Swim Surreal – Don’t Call It Love

Swim Surreal proudly share their highly anticipated debut album, In The Half Light, released today on Make Records. Spanning nine tracks, the album features the recently released singles “The Crowd,” “Bloom,” and the standout track “Don’t Call It Love.”

 

ABOUT SWIM SURREAL:

It was late. The phone reverberated on the bedside table. The sound signaled another dispatch from the mercurial Californian musician Swim Surreal, no doubt fresh from another cosmic splash in the Pacific. The email, directed to Zero 7, was sparse of text. Attached, however, was an innocent-looking audio file. Curiosity dictated the next move.

Swim Surreal’s soulful croon crackled through the speaker, dancing around a sun-dappled melody. A taste of the West Coast shot into the atmosphere, landing wherever technology would take it. In this case, North London.

These were paths that had crossed before. In 2013, Zero 7 and Swim Surreal had joined forces to make “Don’t Call It Love,” a hidden gem, buried away on an obscure white-label release.

This audio file reminded them of the potential. There was more where that came from.

All they had to do was pin down this benevolent, mysterious dude who brought both the sunshine spirit and romantic rainclouds from LA to a world beyond its borders.

And so, a dialogue resumed. Swim Surreal peppered the Sevs with demos. They would arrive sporadically, the music in all shapes and forms, his rich timbre self-accompanied on either piano or guitar. Sometimes, there’d be no music at all – just a digressive 5-minute audio file excitedly describing Salvador Dali’s belief that a train station in Perpignan, Spain, was the center of the creative universe. It was unpredictable, but intriguing too.

Looking back, it was an experience of about-turns, detours, kernels of ideas abandoned and then picked up, and dropped again. There was little structure. They were never sure of what they had or where they were going. But sometimes, things have a momentum of their own. It’s the ineffable magic of music-making and the component that makes something so uniquely special…and addictive.

Slowly but surely, sketches gave way to fleshed-out songs. Through a fog of uncertainty, a record emerged. Its sound was inviting, intimate and inclusive. Swim Surreal’s lyrics lovelorn, heartbroken, defiant, and emphatic, a melange of confliction. Were they autobiographical? Or was this discontent a mere mirage? Perhaps they were simply an exorcism of demons long past? It is hard to know.

Once the album was in the can, they turned to local artist Jo Binns, who’s evocative landscape paintings complete the picture and aid the imagination on its merry wander.

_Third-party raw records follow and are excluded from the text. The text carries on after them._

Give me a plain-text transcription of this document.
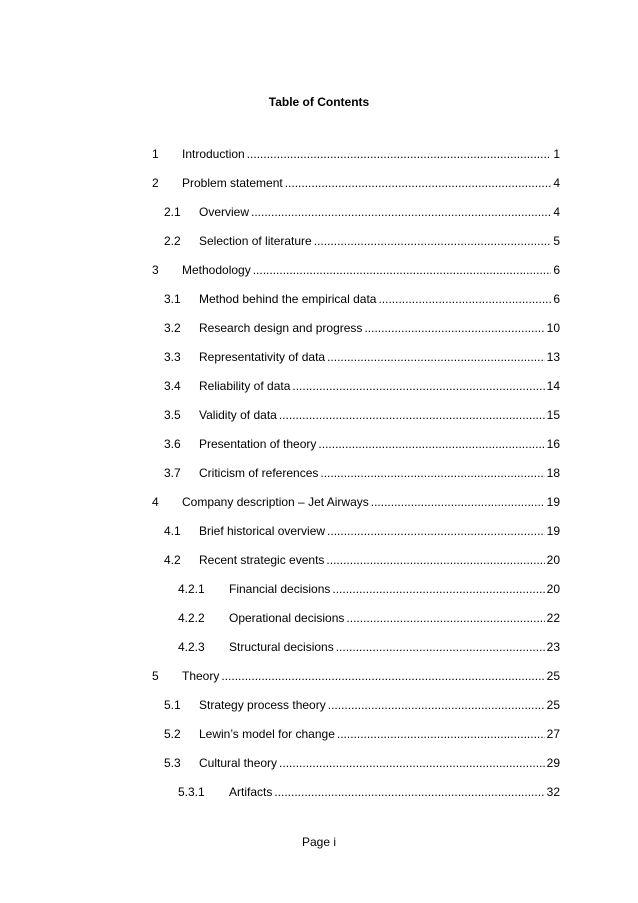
Table of Contents
1 Introduction .....	1
2 Problem statement .....	4
2.1 Overview .....	4
2.2 Selection of literature .....	5
3 Methodology .....	6
3.1 Method behind the empirical data .....	6
3.2 Research design and progress .....	10
3.3 Representativity of data .....	13
3.4 Reliability of data .....	14
3.5 Validity of data .....	15
3.6 Presentation of theory .....	16
3.7 Criticism of references .....	18
4 Company description – Jet Airways .....	19
4.1 Brief historical overview .....	19
4.2 Recent strategic events .....	20
4.2.1 Financial decisions .....	20
4.2.2 Operational decisions .....	22
4.2.3 Structural decisions .....	23
5 Theory .....	25
5.1 Strategy process theory .....	25
5.2 Lewin’s model for change .....	27
5.3 Cultural theory .....	29
5.3.1 Artifacts .....	32
Page i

Lead single ‘The Crowd’ sums up the record’s mood. A slice of subtly psychedelic soul undercut by plaintive electric piano and driving bass motif, its warm soundscape evokes late-night, summertime adventures and bittersweet self-reflection. The following eight tracks take the listener on a similar journey.

‘Bloom’ saunters seductively before surrendering to a chorus so catchy it should come with a health warning, ‘Say Nothing’ is a breezy slice of yacht soul. ‘Back To Earth’, fuelled by disco strings, is contemplation as the summer sun burns, while the neon-lit atmospherics of ‘Masquerade’ are topped by a super-smooth falsetto from guest vocalist Lou Stone.

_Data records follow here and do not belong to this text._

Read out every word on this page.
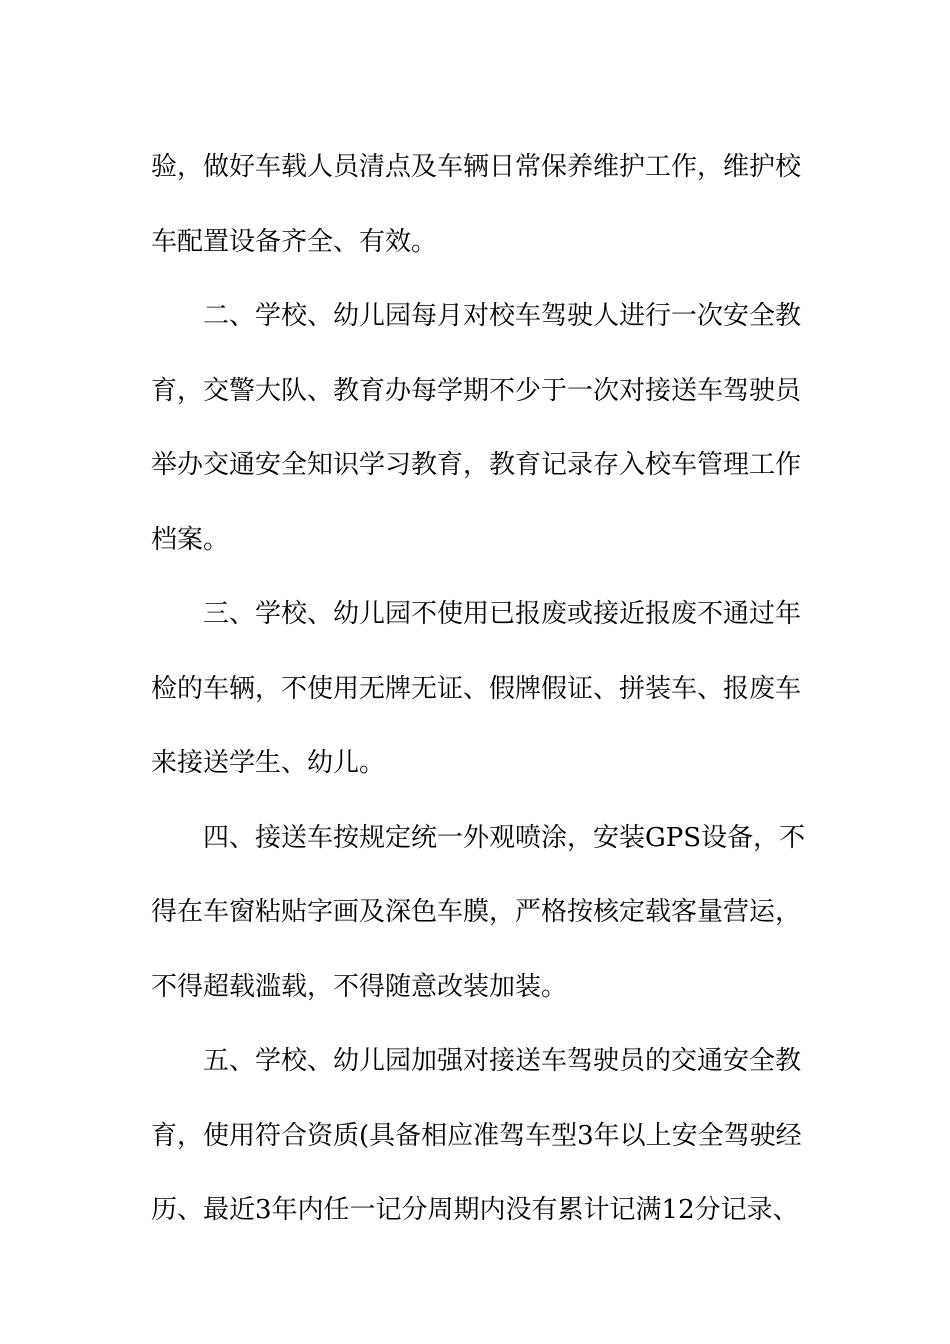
验，做好车载人员清点及车辆日常保养维护工作，维护校
车配置设备齐全、有效。
二、学校、幼儿园每月对校车驾驶人进行一次安全教
育，交警大队、教育办每学期不少于一次对接送车驾驶员
举办交通安全知识学习教育，教育记录存入校车管理工作
档案。
三、学校、幼儿园不使用已报废或接近报废不通过年
检的车辆，不使用无牌无证、假牌假证、拼装车、报废车
来接送学生、幼儿。
四、接送车按规定统一外观喷涂，安装GPS设备，不
得在车窗粘贴字画及深色车膜，严格按核定载客量营运，
不得超载滥载，不得随意改装加装。
五、学校、幼儿园加强对接送车驾驶员的交通安全教
育，使用符合资质(具备相应准驾车型3年以上安全驾驶经
历、最近3年内任一记分周期内没有累计记满12分记录、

Elsewhere, there’s the irresistible instrumental ‘Less Talk’. The spare, ambient throb of “Exile” which houses some of the angriest words on the record (“An ocean in between us is not far enough/Stay gone”) and leads listeners into the gentle healing offered by the sublime closing piano ballad, ‘An Endless Wave’.

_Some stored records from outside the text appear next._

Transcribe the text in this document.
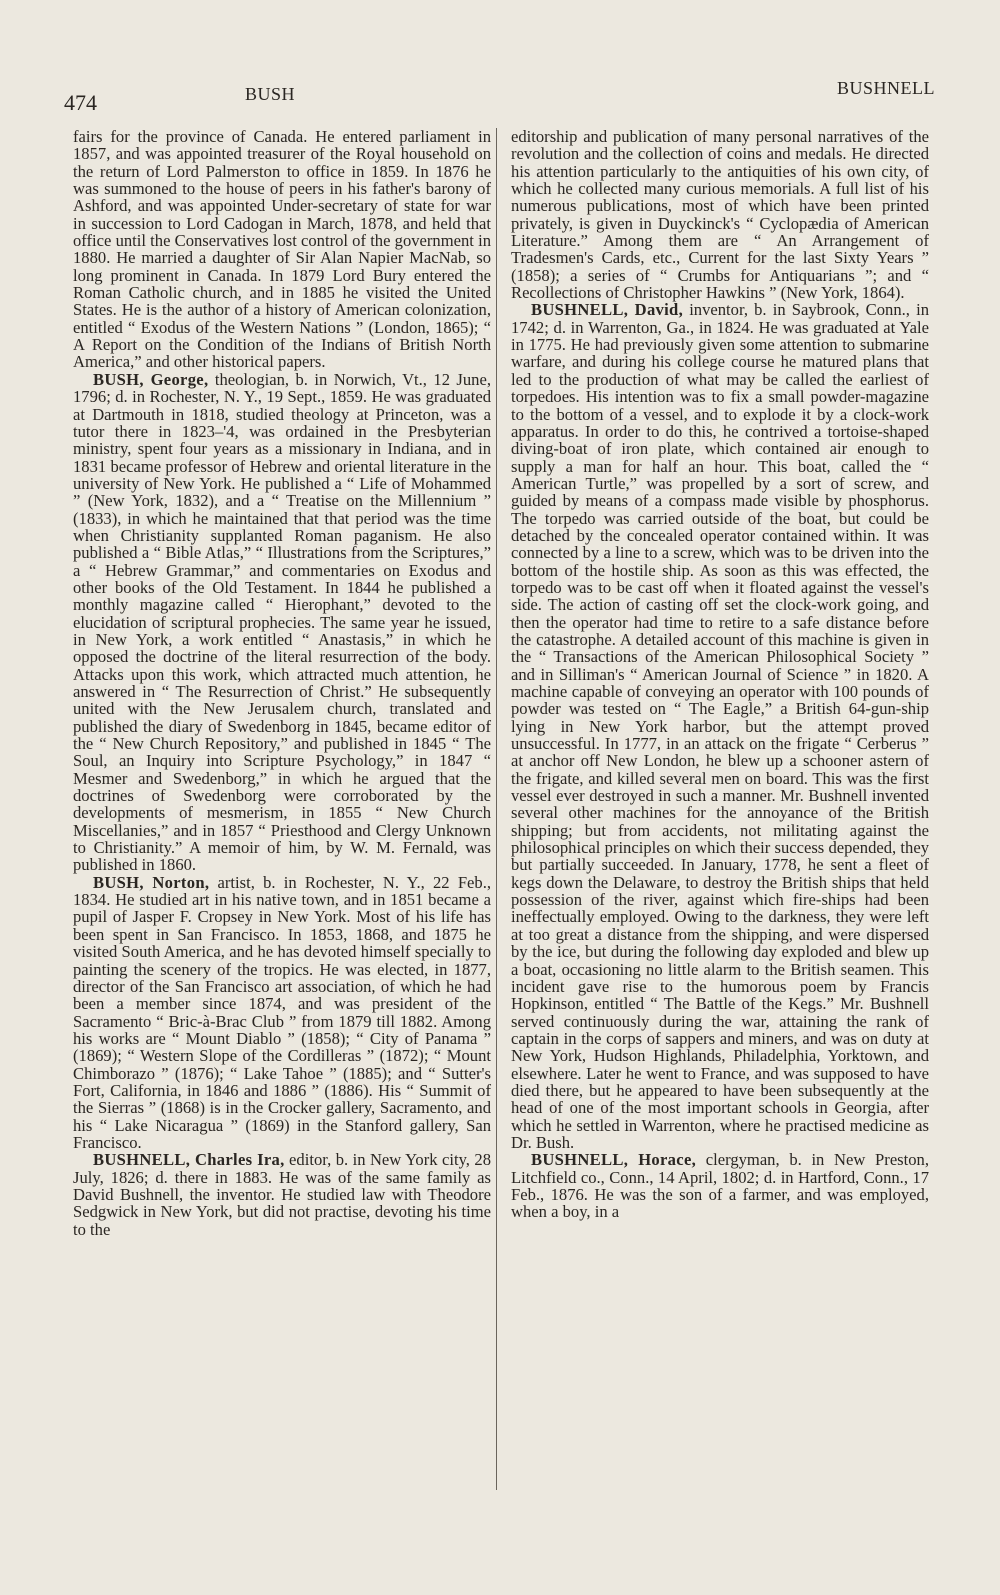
474	BUSH	BUSHNELL

fairs for the province of Canada. He entered parliament in 1857, and was appointed treasurer of the Royal household on the return of Lord Palmerston to office in 1859. In 1876 he was summoned to the house of peers in his father's barony of Ashford, and was appointed Under-secretary of state for war in succession to Lord Cadogan in March, 1878, and held that office until the Conservatives lost control of the government in 1880. He married a daughter of Sir Alan Napier MacNab, so long prominent in Canada. In 1879 Lord Bury entered the Roman Catholic church, and in 1885 he visited the United States. He is the author of a history of American colonization, entitled “ Exodus of the Western Nations ” (London, 1865); “ A Report on the Condition of the Indians of British North America,” and other historical papers.

BUSH, George, theologian, b. in Norwich, Vt., 12 June, 1796; d. in Rochester, N. Y., 19 Sept., 1859. He was graduated at Dartmouth in 1818, studied theology at Princeton, was a tutor there in 1823–'4, was ordained in the Presbyterian ministry, spent four years as a missionary in Indiana, and in 1831 became professor of Hebrew and oriental literature in the university of New York. He published a “ Life of Mohammed ” (New York, 1832), and a “ Treatise on the Millennium ” (1833), in which he maintained that that period was the time when Christianity supplanted Roman paganism. He also published a “ Bible Atlas,” “ Illustrations from the Scriptures,” a “ Hebrew Grammar,” and commentaries on Exodus and other books of the Old Testament. In 1844 he published a monthly magazine called “ Hierophant,” devoted to the elucidation of scriptural prophecies. The same year he issued, in New York, a work entitled “ Anastasis,” in which he opposed the doctrine of the literal resurrection of the body. Attacks upon this work, which attracted much attention, he answered in “ The Resurrection of Christ.” He subsequently united with the New Jerusalem church, translated and published the diary of Swedenborg in 1845, became editor of the “ New Church Repository,” and published in 1845 “ The Soul, an Inquiry into Scripture Psychology,” in 1847 “ Mesmer and Swedenborg,” in which he argued that the doctrines of Swedenborg were corroborated by the developments of mesmerism, in 1855 “ New Church Miscellanies,” and in 1857 “ Priesthood and Clergy Unknown to Christianity.” A memoir of him, by W. M. Fernald, was published in 1860.

BUSH, Norton, artist, b. in Rochester, N. Y., 22 Feb., 1834. He studied art in his native town, and in 1851 became a pupil of Jasper F. Cropsey in New York. Most of his life has been spent in San Francisco. In 1853, 1868, and 1875 he visited South America, and he has devoted himself specially to painting the scenery of the tropics. He was elected, in 1877, director of the San Francisco art association, of which he had been a member since 1874, and was president of the Sacramento “ Bric-à-Brac Club ” from 1879 till 1882. Among his works are “ Mount Diablo ” (1858); “ City of Panama ” (1869); “ Western Slope of the Cordilleras ” (1872); “ Mount Chimborazo ” (1876); “ Lake Tahoe ” (1885); and “ Sutter's Fort, California, in 1846 and 1886 ” (1886). His “ Summit of the Sierras ” (1868) is in the Crocker gallery, Sacramento, and his “ Lake Nicaragua ” (1869) in the Stanford gallery, San Francisco.

BUSHNELL, Charles Ira, editor, b. in New York city, 28 July, 1826; d. there in 1883. He was of the same family as David Bushnell, the inventor. He studied law with Theodore Sedgwick in New York, but did not practise, devoting his time to the

editorship and publication of many personal narratives of the revolution and the collection of coins and medals. He directed his attention particularly to the antiquities of his own city, of which he collected many curious memorials. A full list of his numerous publications, most of which have been printed privately, is given in Duyckinck's “ Cyclopædia of American Literature.” Among them are “ An Arrangement of Tradesmen's Cards, etc., Current for the last Sixty Years ” (1858); a series of “ Crumbs for Antiquarians ”; and “ Recollections of Christopher Hawkins ” (New York, 1864).

BUSHNELL, David, inventor, b. in Saybrook, Conn., in 1742; d. in Warrenton, Ga., in 1824. He was graduated at Yale in 1775. He had previously given some attention to submarine warfare, and during his college course he matured plans that led to the production of what may be called the earliest of torpedoes. His intention was to fix a small powder-magazine to the bottom of a vessel, and to explode it by a clock-work apparatus. In order to do this, he contrived a tortoise-shaped diving-boat of iron plate, which contained air enough to supply a man for half an hour. This boat, called the “ American Turtle,” was propelled by a sort of screw, and guided by means of a compass made visible by phosphorus. The torpedo was carried outside of the boat, but could be detached by the concealed operator contained within. It was connected by a line to a screw, which was to be driven into the bottom of the hostile ship. As soon as this was effected, the torpedo was to be cast off when it floated against the vessel's side. The action of casting off set the clock-work going, and then the operator had time to retire to a safe distance before the catastrophe. A detailed account of this machine is given in the “ Transactions of the American Philosophical Society ” and in Silliman's “ American Journal of Science ” in 1820. A machine capable of conveying an operator with 100 pounds of powder was tested on “ The Eagle,” a British 64-gun-ship lying in New York harbor, but the attempt proved unsuccessful. In 1777, in an attack on the frigate “ Cerberus ” at anchor off New London, he blew up a schooner astern of the frigate, and killed several men on board. This was the first vessel ever destroyed in such a manner. Mr. Bushnell invented several other machines for the annoyance of the British shipping; but from accidents, not militating against the philosophical principles on which their success depended, they but partially succeeded. In January, 1778, he sent a fleet of kegs down the Delaware, to destroy the British ships that held possession of the river, against which fire-ships had been ineffectually employed. Owing to the darkness, they were left at too great a distance from the shipping, and were dispersed by the ice, but during the following day exploded and blew up a boat, occasioning no little alarm to the British seamen. This incident gave rise to the humorous poem by Francis Hopkinson, entitled “ The Battle of the Kegs.” Mr. Bushnell served continuously during the war, attaining the rank of captain in the corps of sappers and miners, and was on duty at New York, Hudson Highlands, Philadelphia, Yorktown, and elsewhere. Later he went to France, and was supposed to have died there, but he appeared to have been subsequently at the head of one of the most important schools in Georgia, after which he settled in Warrenton, where he practised medicine as Dr. Bush.

BUSHNELL, Horace, clergyman, b. in New Preston, Litchfield co., Conn., 14 April, 1802; d. in Hartford, Conn., 17 Feb., 1876. He was the son of a farmer, and was employed, when a boy, in a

“Don’t Call It Love” sits at the album’s center. As the initial spark that took us to the present, it’s arguably the beating heart of this collection – spiritually, at least. Swim Surreal transports listeners to another time, place, and mental space. Nine songs telling a tale that begun in the half light and, somehow, resides there still.

Swim Surreal’s debut album, In the Half Light, transports listeners to another time, place, and mental space. Nine songs telling a tale that began in the half-light and, somehow, resides there still.